Tuesday, December 12, 2006

I am sorry and will turn around...

Dear Lord, this morning in Hosea 6 lies a great deal of conviction and call for repentance. The whole chapter begins like a conversation between 2 people. They are talking about how they have been dealt their punishments for sin, but God would heal them up. They even discuss this whole process of restoration like it is a 3 day equation. Verse 2 states, "after 2 days He will revive us and on the 3rd day He will restore us." Kind of just matter of fact and no big deal. Like their sins were only to the degree of only needing 2 days of revival and 1 day of restoration. But the fact of the real matter, this country had totally rejected the love of the Lord. Remember He liken them to a prostitute. I think back in the days of rituals, atonement and procedure, i doubt 2 days of revival and 1 day of restoration is going to get them on the right path.

But i confess i really am no different. I can go through a certain sin and think that just by lifting up a quick, "forgive me, Lord, I am sorry" and that is it, we are finished with the matter. Just that simple to live in the blessings again. But no, my Jesus requires more. He wants a heart yes, that says i am sorry, but then a life that turns from those actions and walks differently. I have no problem saying i am sorry (well, at least i don't think i have a problem saying i am sorry), but it is the part of making a conscious effort to live differently that is tough at times. I want to do it, but sometimes forget because i have been living in that sin - be it an attitude, fleshly desire, or just sinful action - for so long it almost feels right or at least normal.

Lord, i am stunned at what You call our love for You in the next few verse. You say our love for You is like the "morning mist" or dew. That means it does not stay long and evaporates quickly. We might have good intentions first thing in the morning, but by mid morning at best those intentions, promises or even hopeful wishes are gone as if never there.

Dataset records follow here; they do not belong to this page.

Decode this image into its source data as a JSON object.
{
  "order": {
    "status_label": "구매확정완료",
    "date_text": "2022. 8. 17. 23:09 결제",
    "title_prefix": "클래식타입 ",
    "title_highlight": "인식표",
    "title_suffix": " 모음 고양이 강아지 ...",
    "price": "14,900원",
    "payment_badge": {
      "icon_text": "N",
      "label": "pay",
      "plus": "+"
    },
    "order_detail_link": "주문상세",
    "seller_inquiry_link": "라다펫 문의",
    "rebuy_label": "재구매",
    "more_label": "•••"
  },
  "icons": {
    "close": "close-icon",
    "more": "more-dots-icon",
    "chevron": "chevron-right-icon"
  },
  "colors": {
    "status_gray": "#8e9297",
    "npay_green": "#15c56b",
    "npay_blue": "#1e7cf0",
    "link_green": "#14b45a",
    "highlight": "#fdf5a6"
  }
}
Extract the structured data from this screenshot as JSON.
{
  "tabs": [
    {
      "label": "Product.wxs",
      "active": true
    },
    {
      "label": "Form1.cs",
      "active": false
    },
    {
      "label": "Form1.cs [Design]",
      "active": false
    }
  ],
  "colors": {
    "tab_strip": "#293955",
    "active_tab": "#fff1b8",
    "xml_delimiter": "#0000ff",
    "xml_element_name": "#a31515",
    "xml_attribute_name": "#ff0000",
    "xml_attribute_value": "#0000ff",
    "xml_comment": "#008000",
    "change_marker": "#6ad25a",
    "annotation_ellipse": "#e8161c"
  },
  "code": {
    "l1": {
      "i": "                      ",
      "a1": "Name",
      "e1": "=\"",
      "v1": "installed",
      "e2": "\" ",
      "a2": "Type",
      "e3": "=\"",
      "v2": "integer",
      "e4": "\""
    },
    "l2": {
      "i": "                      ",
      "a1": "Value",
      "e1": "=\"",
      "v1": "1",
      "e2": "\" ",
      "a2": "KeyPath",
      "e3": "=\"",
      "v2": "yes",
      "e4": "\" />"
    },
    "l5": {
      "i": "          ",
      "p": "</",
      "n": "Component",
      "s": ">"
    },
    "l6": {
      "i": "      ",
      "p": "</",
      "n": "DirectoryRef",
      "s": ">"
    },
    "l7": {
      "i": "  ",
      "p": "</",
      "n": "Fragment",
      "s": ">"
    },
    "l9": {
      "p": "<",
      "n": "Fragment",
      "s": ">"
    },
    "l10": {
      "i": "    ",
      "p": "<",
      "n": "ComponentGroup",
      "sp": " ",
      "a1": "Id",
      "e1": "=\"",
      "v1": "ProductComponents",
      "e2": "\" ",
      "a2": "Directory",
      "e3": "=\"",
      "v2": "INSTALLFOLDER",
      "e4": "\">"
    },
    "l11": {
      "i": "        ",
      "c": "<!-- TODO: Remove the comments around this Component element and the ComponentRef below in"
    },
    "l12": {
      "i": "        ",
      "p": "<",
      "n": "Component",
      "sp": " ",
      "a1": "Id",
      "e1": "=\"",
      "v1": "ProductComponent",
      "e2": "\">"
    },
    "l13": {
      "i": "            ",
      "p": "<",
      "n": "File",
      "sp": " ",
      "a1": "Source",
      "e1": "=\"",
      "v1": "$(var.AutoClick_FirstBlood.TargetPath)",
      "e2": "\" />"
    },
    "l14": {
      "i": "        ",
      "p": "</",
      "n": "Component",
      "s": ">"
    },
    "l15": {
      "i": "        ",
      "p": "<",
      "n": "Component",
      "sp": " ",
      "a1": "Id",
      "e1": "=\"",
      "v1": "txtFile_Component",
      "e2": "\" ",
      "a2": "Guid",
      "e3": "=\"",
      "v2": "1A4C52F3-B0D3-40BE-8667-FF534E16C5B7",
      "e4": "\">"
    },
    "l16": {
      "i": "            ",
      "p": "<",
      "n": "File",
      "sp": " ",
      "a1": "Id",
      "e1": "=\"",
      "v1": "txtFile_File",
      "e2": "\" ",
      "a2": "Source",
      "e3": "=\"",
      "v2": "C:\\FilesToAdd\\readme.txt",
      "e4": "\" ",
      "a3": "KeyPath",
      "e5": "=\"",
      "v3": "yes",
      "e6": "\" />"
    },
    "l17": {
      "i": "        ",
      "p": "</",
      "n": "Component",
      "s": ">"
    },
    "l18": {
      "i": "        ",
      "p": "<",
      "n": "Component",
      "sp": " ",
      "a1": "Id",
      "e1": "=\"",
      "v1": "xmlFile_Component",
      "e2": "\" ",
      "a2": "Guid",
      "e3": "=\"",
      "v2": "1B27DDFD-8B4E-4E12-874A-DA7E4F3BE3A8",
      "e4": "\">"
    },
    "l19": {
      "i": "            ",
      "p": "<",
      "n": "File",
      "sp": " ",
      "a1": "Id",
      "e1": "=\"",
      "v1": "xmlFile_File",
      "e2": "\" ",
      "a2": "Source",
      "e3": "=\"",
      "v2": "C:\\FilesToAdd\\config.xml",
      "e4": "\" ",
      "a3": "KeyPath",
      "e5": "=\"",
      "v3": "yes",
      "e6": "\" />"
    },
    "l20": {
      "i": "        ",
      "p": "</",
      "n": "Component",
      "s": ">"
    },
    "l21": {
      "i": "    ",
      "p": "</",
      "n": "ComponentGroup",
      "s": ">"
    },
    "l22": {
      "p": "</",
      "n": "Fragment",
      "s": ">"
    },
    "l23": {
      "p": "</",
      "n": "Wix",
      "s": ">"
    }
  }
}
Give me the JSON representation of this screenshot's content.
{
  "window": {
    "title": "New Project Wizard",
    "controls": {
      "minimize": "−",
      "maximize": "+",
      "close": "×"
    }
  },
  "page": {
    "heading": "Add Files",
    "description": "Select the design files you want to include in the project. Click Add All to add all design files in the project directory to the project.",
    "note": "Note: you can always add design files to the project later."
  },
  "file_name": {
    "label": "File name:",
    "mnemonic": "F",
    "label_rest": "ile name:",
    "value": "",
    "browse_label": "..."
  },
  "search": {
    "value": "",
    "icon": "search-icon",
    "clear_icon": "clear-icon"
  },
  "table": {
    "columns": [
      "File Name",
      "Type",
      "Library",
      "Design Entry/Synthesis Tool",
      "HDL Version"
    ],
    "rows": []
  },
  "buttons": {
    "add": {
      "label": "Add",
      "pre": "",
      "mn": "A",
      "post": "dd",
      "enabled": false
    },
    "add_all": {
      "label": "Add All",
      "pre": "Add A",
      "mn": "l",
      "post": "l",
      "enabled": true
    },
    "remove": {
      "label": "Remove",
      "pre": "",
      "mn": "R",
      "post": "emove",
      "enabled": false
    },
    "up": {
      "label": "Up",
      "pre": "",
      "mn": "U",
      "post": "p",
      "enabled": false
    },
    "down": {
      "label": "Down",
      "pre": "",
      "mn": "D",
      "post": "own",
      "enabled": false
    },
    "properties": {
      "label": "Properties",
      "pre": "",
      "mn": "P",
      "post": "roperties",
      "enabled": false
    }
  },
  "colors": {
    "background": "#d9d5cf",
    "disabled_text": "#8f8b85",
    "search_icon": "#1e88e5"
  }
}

Jesus, forgive me. Forgive me as i have seen this in my life more than once to say the least. Jesus, i want to repent and it be more than just words. I want to have a changed heart and actions that follow. Lord, give me the desires to walk in Your way s and to follow Your paths. Lord, what are the things that i need to repent of? What are the things i need to turn from and walk differently. Lord, I want to be used by You, but i know that i must have a clean heart and right actions to follow. Ironically sometimes it is easier to walk right, but not have a right heart! Lord, you know me inside and out and i confess my sin to You. Make my thoughts line up with You and may my intentions and motivations be pleasing to You. I want to be that city on the hill or salt and light to the world. Use me to any degree You see fit to make Your Name famous. I pray for many opportunities today to share Your love. I love you!